6. IMPORTANCIA DE LA EDUCACIÓN CRISTIANA ANTE EL DOLOR.


   No podemos olvidar nunca, a lo largo de nuestra vida, que Dios se ha querido revelar a través de una pedagogía divina determinada; donde nos ha llevado, de su mano, desde la primera verdad de la creación hasta la contemplación, en la madurez cristiana, del Amor en el sufrimiento. Es un recorrido, para unos más largo que para otros,  que todos debemos recorrer si queremos alcanzar el conocimiento de nosotros mismos.



   Nos lo recuerda Juan Pablo II en la Encíclica “Fides et Ratio”, punto10  del Capítulo I, página 19:


   “En el Concilio Vaticano II, los Pdres dirigiendo su mirada a Jesús revelador, han ilustrado el carácter salvífico de la revelación de Dios en la historia y han expresado su naturaleza del modo siguiente: “En esta revelación, Dios invisible (Col 1,15; 1 Tm1,17) movido de amor, habla a los hombres como amigos (Ex33,11; Jn15,14-15) trata con ellos (Ba 3,38) para invitarlos y recibirlos en su compañía. El plan de la revelación se realiza por obras y palabras intrínsecamente ligadas; las obras que Dios realiza en la historia de la salvación manifiestan y confirman la doctrina y las realidades que las palabras significan; a su vez, las palabras proclaman las obras y explican el misterio. La verdad profunda de Dios y de la salvación del hombre que transmite dicha revelación, resplandece en Cristo, mediador y plenitud de toda revelación”

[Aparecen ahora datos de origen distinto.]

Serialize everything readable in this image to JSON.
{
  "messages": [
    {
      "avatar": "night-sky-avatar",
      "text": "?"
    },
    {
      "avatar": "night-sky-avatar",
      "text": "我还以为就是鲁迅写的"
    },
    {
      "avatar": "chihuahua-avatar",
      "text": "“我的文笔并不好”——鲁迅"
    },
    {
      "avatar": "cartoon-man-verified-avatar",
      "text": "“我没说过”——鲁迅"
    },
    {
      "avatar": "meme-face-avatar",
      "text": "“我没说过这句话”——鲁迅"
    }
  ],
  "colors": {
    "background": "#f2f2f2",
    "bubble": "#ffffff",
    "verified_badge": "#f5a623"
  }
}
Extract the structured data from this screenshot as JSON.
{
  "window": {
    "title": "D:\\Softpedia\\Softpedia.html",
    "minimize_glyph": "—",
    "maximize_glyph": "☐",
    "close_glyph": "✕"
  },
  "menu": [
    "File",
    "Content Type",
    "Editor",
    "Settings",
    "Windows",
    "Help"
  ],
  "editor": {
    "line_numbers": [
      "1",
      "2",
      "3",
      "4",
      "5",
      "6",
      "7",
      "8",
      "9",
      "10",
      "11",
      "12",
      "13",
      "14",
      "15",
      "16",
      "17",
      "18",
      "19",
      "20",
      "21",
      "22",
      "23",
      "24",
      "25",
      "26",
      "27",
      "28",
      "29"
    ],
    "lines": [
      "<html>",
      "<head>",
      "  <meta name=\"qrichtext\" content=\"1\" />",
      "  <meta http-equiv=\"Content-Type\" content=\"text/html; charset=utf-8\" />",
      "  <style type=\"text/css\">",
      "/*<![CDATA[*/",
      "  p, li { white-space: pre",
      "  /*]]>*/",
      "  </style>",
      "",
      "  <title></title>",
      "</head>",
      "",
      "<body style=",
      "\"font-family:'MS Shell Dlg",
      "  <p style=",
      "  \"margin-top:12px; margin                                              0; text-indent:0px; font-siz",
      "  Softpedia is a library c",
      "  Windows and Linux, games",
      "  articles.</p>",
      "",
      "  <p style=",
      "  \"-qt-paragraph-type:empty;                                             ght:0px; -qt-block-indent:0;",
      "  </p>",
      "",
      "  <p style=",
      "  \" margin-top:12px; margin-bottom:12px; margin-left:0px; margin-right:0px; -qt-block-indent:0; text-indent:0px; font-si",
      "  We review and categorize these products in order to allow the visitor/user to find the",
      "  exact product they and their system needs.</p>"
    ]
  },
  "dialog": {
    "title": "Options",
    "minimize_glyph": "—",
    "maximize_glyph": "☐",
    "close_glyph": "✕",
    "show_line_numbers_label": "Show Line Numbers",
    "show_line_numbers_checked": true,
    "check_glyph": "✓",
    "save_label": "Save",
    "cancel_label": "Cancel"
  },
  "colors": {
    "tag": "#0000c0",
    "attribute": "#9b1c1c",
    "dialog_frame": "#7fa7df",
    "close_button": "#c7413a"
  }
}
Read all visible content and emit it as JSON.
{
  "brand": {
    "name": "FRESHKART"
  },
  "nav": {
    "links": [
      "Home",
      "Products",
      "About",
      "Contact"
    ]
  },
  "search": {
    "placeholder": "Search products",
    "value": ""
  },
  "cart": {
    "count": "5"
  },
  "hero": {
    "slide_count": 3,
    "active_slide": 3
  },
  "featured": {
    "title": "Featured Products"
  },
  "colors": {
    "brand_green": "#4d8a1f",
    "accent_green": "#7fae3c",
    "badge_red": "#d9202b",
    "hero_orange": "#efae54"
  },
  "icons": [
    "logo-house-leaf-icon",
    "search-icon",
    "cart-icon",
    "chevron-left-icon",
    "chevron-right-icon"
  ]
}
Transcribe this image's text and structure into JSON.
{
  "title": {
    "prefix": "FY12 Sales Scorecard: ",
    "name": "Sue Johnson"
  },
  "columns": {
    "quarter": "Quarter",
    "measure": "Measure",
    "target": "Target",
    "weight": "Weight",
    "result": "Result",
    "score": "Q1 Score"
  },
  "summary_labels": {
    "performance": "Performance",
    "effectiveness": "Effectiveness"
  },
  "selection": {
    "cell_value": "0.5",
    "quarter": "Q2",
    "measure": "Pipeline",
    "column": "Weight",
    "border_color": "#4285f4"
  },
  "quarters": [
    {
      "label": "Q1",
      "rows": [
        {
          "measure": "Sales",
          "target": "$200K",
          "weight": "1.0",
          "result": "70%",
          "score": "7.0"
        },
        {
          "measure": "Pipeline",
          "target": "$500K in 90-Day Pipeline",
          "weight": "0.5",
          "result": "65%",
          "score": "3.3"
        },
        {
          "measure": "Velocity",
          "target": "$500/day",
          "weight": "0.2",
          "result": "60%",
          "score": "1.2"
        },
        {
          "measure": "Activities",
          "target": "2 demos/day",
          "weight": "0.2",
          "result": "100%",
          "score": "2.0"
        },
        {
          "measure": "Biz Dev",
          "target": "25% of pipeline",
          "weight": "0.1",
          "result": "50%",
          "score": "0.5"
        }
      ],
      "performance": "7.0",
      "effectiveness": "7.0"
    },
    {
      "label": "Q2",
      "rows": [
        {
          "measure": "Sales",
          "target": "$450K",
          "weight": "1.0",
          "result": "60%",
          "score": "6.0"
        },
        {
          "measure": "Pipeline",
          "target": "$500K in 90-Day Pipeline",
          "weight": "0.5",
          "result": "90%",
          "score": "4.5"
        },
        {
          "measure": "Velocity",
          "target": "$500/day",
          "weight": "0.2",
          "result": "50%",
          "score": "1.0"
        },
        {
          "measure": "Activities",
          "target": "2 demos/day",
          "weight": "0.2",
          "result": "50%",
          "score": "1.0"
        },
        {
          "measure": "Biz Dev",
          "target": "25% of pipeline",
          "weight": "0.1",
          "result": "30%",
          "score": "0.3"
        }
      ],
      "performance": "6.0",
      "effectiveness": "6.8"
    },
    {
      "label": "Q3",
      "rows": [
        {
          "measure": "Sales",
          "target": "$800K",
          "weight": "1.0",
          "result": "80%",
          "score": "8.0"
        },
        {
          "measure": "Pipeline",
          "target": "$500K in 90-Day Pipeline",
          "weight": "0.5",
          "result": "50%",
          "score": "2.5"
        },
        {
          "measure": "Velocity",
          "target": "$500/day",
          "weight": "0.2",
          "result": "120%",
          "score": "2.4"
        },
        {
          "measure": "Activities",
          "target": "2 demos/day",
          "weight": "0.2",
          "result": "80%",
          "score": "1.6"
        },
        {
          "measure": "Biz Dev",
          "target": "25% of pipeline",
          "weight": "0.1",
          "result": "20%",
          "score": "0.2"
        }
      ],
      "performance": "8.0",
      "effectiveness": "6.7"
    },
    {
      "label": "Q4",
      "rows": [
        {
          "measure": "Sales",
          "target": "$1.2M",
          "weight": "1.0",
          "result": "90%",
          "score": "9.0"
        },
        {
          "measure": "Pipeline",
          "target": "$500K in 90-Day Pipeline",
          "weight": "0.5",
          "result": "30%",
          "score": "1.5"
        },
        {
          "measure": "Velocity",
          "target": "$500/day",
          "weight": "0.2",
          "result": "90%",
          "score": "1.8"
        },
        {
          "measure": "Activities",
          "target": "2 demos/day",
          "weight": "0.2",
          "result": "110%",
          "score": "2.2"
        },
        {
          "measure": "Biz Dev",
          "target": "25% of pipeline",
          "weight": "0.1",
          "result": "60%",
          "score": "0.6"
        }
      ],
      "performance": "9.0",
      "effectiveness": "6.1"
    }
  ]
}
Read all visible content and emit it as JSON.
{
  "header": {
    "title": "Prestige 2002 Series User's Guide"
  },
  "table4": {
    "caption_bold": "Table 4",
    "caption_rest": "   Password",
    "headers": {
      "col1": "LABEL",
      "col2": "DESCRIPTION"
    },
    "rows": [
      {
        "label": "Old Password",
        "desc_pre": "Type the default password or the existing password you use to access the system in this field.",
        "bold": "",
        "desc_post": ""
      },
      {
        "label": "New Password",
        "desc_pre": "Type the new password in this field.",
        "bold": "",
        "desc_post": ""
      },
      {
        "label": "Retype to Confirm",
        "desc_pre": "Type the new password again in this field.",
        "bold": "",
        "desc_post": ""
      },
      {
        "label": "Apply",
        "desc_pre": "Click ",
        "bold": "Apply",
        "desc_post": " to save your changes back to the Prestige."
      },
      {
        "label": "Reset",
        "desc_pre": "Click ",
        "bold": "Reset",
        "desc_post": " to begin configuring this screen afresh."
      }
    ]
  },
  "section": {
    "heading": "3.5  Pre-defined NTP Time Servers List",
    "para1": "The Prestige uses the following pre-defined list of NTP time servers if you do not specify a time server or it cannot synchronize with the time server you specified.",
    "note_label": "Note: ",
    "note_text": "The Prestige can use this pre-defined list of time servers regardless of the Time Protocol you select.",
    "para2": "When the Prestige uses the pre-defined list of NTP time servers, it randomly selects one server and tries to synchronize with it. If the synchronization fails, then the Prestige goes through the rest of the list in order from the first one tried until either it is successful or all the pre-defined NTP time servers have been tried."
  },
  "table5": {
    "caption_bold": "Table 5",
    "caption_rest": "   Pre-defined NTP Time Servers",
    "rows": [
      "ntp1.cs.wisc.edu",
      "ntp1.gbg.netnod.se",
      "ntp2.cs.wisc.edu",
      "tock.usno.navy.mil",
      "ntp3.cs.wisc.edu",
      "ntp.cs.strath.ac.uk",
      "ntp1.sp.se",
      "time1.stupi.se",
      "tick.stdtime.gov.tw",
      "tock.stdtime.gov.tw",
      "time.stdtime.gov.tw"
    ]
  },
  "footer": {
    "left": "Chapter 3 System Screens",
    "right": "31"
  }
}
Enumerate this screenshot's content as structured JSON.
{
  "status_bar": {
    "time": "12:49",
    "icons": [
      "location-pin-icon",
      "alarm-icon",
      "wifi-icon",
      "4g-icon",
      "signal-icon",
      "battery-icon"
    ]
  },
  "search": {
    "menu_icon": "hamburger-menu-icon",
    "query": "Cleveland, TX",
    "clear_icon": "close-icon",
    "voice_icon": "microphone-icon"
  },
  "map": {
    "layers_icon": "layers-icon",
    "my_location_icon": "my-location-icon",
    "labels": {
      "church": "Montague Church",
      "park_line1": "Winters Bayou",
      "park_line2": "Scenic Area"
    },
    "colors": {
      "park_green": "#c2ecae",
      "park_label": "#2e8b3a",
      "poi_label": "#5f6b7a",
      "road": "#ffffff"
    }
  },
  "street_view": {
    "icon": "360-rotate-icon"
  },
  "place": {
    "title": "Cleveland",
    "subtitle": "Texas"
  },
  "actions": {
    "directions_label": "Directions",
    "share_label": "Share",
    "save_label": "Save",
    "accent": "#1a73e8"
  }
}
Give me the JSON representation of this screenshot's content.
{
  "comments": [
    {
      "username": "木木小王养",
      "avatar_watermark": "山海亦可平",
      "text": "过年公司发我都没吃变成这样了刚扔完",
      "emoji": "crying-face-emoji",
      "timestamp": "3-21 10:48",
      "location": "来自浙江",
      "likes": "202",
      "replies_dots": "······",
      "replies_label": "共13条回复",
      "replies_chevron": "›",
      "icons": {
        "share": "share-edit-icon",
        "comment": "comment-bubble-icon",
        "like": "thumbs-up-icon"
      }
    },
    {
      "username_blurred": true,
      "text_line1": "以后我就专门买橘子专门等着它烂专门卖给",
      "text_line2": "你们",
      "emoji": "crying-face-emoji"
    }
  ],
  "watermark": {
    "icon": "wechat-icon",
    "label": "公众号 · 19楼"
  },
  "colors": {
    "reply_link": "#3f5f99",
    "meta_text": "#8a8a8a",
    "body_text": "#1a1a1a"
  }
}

   El sufrimiento ya formaba parte de los planes de Dios, en su pedagogía redentora, antes de la creación del hombre. Por eso el hombre no debe olvidar, cuando ejerce su derecho a aprender a través de la pedagogía humana, que sólo llegará a su madurez personal cuando ésta desarrolle las virtudes humanas, que descansan en las sobrenaturales, y que lo prepararán para ese camino imprescindible para lograr la Felicidad a  la que ha sido llamado, que pasa inevitablemente por la Cruz.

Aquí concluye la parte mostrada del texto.